Epistaxis is a common presenting symptom in emergency department patients. Our study found a significant seasonal variation in the number of epistaxis cases presenting to the ED, with the highest number of cases in the winter months, and the lowest number in the fall. This confirms our initial hypothesis. In examining the effect of season, temperature, and humidity on the incidence of epistaxis in Calgary and Edmonton, Sowerby et al. found a seasonal variation in epistaxis cases in Edmonton, but not Calgary. The seasonal variation showed a decrease in epistaxis in the summer months, when compared to the other seasons, instead of an increase in the number of cases in the winter [3]. This differed from our study, where we saw an increase in epistaxis presentation in the winter. Our findings were consistent with other studies examining the relationship between seasonal variation and epistaxis [4, 6,7,8,9,10,11,12,13]. Although the majority of studies support a seasonal variation in the number of epistaxis cases, there remains variability in the literature [14].

In this study, we observed a negative correlation between the number of epistaxis cases presenting to the ED and reported atmospheric humidity levels. There is less literature examining the connection between humidity and epistaxis, and the literature that exists is mixed. In a study by Chaaban et al., an inverse relationship between epistaxis rates and humidity was found, similar to our study [6]. This was supported by a study conducted by Comelli et al., where a weak, but significant correlation between air humidity and epistaxis was found to exist [7]. Interestingly, Sowerby et al. found no correlation between humidity and epistaxis incidence in their study [3]. As mentioned previously, the climate in Saint John, New Brunswick, is typically very humid and warm during the summer, and very dry and cold in the winter. We hypothesized a seasonal variance in epistaxis presentation would therefore be more pronounced in areas with distinct seasonal patterns, which is what was seen in our study.

It is unclear why rates of epistaxis presentations might vary with temperature or humidity, however it is possible that weather changes could be simply an association rather than a true causative factor. For example, it is known that certain upper respiratory infections have an increased prevalence in the winter months, and perhaps the increased inflammation and trauma in the upper airway results in a higher rate of epistaxis [15, 16]. However, the relationship between epistaxis and upper respiratory tract infections would require further examination before conclusions can be made about this.
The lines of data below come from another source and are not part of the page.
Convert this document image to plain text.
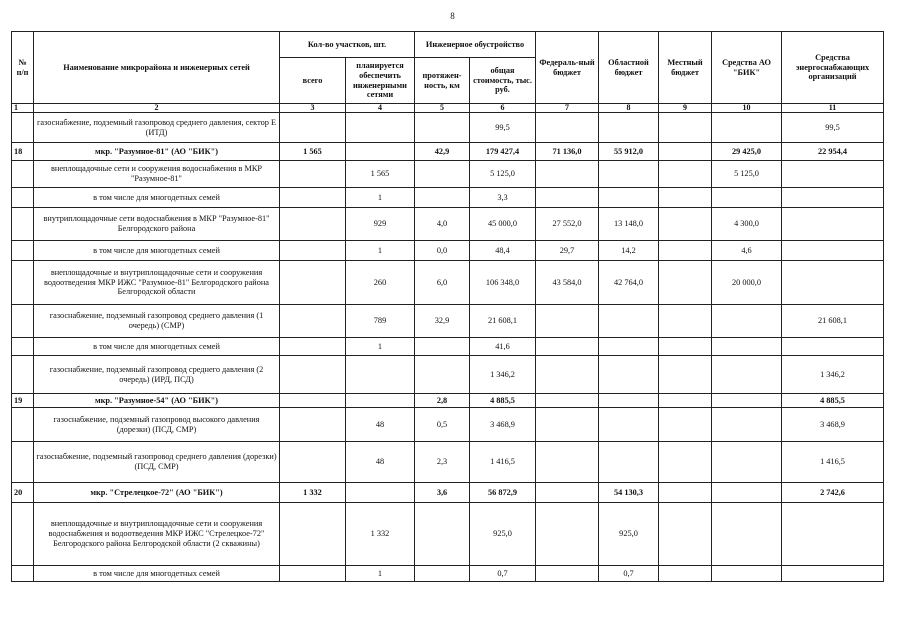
8
№ п/п	Наименование микрорайона и инженерных сетей	Кол-во участков, шт.		Инженерное обустройство		Федераль-ный бюджет	Областной бюджет	Местный бюджет	Средства АО "БИК"	Средства энергоснабжающих организаций
		всего	планируется обеспечить инженерными сетями	протяжен-ность, км	общая стоимость, тыс. руб.					
1	2	3	4	5	6	7	8	9	10	11
	газоснабжение, подземный газопровод среднего давления, сектор Е (ИТД)				99,5					99,5
18	мкр. "Разумное-81" (АО "БИК")	1 565		42,9	179 427,4	71 136,0	55 912,0		29 425,0	22 954,4
	внеплощадочные сети и сооружения водоснабжения в МКР "Разумное-81"		1 565		5 125,0				5 125,0	
	в том числе для многодетных семей		1		3,3					
	внутриплощадочные сети водоснабжения в МКР "Разумное-81" Белгородского района		929	4,0	45 000,0	27 552,0	13 148,0		4 300,0	
	в том числе для многодетных семей		1	0,0	48,4	29,7	14,2		4,6	
	внеплощадочные и внутриплощадочные сети и сооружения водоотведения МКР ИЖС "Разумное-81" Белгородского района Белгородской области		260	6,0	106 348,0	43 584,0	42 764,0		20 000,0	
	газоснабжение, подземный газопровод среднего давления (1 очередь) (СМР)		789	32,9	21 608,1					21 608,1
	в том числе для многодетных семей		1		41,6					
	газоснабжение, подземный газопровод среднего давления (2 очередь) (ИРД, ПСД)				1 346,2					1 346,2
19	мкр. "Разумное-54" (АО "БИК")			2,8	4 885,5					4 885,5
	газоснабжение, подземный газопровод высокого давления (дорезки) (ПСД, СМР)		48	0,5	3 468,9					3 468,9
	газоснабжение, подземный газопровод среднего давления (дорезки) (ПСД, СМР)		48	2,3	1 416,5					1 416,5
20	мкр. "Стрелецкое-72" (АО "БИК")	1 332		3,6	56 872,9		54 130,3			2 742,6
	внеплощадочные и внутриплощадочные сети и сооружения водоснабжения и водоотведения МКР ИЖС "Стрелецкое-72" Белгородского района Белгородской области (2 скважины)		1 332		925,0		925,0			
	в том числе для многодетных семей		1		0,7		0,7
Our study has some limitations that should be addressed. This study was a retrospective health records review, which is a limitation itself. We also used the mean daily humidity level, but it should be noted that humidity fluctuates and varies throughout the day. The database used to collect the data (CEDIS), only had data from July 2015 to December 2017, which is a relatively short time period. Having a longer time period for this study would have given more validity to its conclusions. This study focused on epistaxis in the ED, and therefore we have missed epistaxis that may be seen in other primary care settings, such as General Practioner offices. This study was also conducted using data from only one center, the Saint John Regional Hospital. Using data from multiple centers would have given us a larger sample size, however, it would be tougher to assess the effect climate has on epistaxis since there is substantial variability in the climate throughout the province of New Brunswick.

Conclusion

This study examined epistaxis in a maritime climate and found a significant seasonal variation in the presentation of epistaxis with the highest number of cases presenting in the winter months. We also found a negative correlation between the number of epistaxis cases and mean daily humidity.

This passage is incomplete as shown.